Ce discours devrait constituer la base de toutes les décisions ultérieures, ouvrant une nouvelle étape dans l’évolution de la politique militaire de la Ve République. Le maintien du statut de la France en tant que puissance militaire majeure et son implication dans le conflit ukrainien nous obligent à regarder l’industrie de la défense française d’une manière générale et à établir quels objectifs sont à l’ordre du jour, comme savoir comment les dirigeants français envisagent de les résoudre et ce que cela peut offrir à ses propres partenaires étrangers.
Nouvelle augmentation du budget. Il convient de préciser que le concept d’ «économie de guerre», malgré sa complexité, dans la présentation d’Emmanuel Macron a un sens assez étroit. Ainsi, il n’est nullement prévu de transférer toute l’économie nationale sur une base militaire par la reconversion d’entreprises civiles et la mobilisation massive de réserves de main-d’œuvre. Il est question, ici, de soutenir le complexe militaro-industriel déjà établi à travers des entreprises engagées dans l’industrie et fournissant des emplois hautement qualifiés.
Le principal objectif fixé par les autorités françaises à cet égard est de mettre à jour la loi de programmation militaire (LPM), promulguée en 2018 et calculée jusqu’en 2025 qui prévoit un effort financier de 295 milliards d’euros pour réparer et moderniser les armées.
Au moment de son adoption, la LPM différait des documents similaires antérieurs sur un certain nombre de détails en indiquant que l’intention des dirigeants de la République française de renforcer les forces armées ne se présentait pas aujourd’hui. C’est notamment en 2018 qu’une augmentation conséquente des dépenses militaires de 34,2 à 50 milliards d’euros (par paliers de 1,5 milliard d’euros d’abord, puis de 3 milliards d’euros annuels) a été prévue, ce qui permettrait à terme de respecter la norme Otan à 2% du PIB pour la défense. Pour la première fois depuis la fin de la guerre froide, le secteur de la défense a prévu de créer 6 000 emplois après plus d’un quart de siècle de réduction de l’effort de dépense et du format des armées.
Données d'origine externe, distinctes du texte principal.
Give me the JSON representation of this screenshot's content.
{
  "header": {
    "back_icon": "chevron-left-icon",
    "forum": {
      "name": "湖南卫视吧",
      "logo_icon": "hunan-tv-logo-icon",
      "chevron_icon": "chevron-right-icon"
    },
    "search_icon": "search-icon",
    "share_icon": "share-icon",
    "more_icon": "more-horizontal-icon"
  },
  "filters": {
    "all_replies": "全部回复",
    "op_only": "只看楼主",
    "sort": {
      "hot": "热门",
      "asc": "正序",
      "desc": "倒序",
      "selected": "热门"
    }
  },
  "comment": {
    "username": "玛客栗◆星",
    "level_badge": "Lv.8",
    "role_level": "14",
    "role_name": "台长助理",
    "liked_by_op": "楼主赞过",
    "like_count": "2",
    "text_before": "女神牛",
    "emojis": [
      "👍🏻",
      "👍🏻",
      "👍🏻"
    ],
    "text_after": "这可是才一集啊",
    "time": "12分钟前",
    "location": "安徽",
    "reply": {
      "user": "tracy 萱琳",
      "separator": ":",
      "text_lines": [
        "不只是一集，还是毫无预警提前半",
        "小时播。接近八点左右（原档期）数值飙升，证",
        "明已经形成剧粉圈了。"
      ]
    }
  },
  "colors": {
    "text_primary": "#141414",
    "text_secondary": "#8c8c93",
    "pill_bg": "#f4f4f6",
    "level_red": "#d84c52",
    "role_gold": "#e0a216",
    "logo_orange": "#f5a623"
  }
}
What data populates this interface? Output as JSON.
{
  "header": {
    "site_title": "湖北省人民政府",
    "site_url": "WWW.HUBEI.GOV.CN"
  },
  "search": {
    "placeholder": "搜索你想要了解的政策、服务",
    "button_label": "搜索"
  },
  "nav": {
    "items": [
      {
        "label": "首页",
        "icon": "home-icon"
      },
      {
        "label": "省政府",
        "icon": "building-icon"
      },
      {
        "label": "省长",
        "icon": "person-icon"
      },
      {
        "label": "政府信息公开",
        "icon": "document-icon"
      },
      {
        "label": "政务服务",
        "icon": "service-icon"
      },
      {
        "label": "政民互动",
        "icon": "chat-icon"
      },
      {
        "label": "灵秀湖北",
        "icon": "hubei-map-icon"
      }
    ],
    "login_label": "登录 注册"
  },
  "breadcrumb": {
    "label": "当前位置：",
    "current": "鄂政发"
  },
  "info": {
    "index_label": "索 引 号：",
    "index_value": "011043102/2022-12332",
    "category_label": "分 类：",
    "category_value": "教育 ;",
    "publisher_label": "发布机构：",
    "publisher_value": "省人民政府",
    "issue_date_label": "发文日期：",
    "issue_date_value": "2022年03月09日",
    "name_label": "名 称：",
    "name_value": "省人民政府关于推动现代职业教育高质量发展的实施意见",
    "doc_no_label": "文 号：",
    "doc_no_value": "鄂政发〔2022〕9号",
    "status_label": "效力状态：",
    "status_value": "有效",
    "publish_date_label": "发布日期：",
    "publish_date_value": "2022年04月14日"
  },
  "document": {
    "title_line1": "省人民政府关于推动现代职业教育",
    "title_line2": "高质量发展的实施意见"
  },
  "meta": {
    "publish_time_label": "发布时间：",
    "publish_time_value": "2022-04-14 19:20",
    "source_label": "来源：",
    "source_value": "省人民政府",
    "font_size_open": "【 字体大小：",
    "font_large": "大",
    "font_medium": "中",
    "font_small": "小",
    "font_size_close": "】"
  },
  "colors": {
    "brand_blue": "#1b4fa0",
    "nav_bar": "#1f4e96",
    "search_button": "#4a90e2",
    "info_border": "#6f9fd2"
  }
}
Il est promis que l’accent sera mis sur les aspects sociaux de l’armée de métier par l’ augmentation des indemnités pécuniaires, de l’amélioration des conditions de vie et de l’aide à l’organisation des familles des soldats et des officiers. La PLM devait poursuivre la modernisation de l’armée dans tous les sens, notamment en livrant de nouveaux véhicules blindés (nouveaux véhicules Griffon, Jaguar et Serval dans le cadre du programme Scorpion qui vise à renouveler et moderniser les capacités de combat «Au contact» de l’armée de Terre autour de nouvelles plateformes et d’un système d’information du combat unique, sans oublier les avions de chasse (Rafale en version F4) et de navires (FREMM, frégates FDI et sous-marins nucléaires Barracuda), ainsi que la rénovation de l’arsenal nucléaire.
Il était prévu d’accorder une attention particulière aux domaines qui touchent l’espace et la cybersécurité. Cela signifie le déploiement de structures d’état-major spécialisées, la création de secteurs innovants, le lancement de nouveaux dispositifs satellitaires, tout comme la dissuasion stratégique à l’opérationnel pour l’intervention tactique à l’étranger.
Après l’expiration de la première moitié du mandat de la LPM, il convient de noter que, d’une manière générale, le gouvernement a, jusqu’à présent, réussi à atteindre les objectifs fixés malgré la situation économique défavorable. Ainsi, dans le rapport de la Chambre des comptes de mai 2022, il était souligné que l’augmentation des dépenses de défense avait été soutenue avec succès. Le ministère des Armées a fait état de divers succès, citant le lancement de la production en série de Griffon (de 0 véhicule en 2018 à 339 d’ici fin 2021 pour atteindre 1872 véhicules blindés Griffon d’ici 2033), les frégates FDI étant en avance sur le calendrier (3 au lieu de 2), sans oublier de citer une augmentation des fonds alloués à l’Agence de l’innovation de défense (de 725 millions d’euros à 1 milliard d’euros par an). Fin 2020, le ministère des Armées a déclaré employer 269 000 personnes, dont 63 000 agents civils ce qui est déjà proche de l’objectif intermédiaire de 272 000 fixé par la loi d’ici 2023.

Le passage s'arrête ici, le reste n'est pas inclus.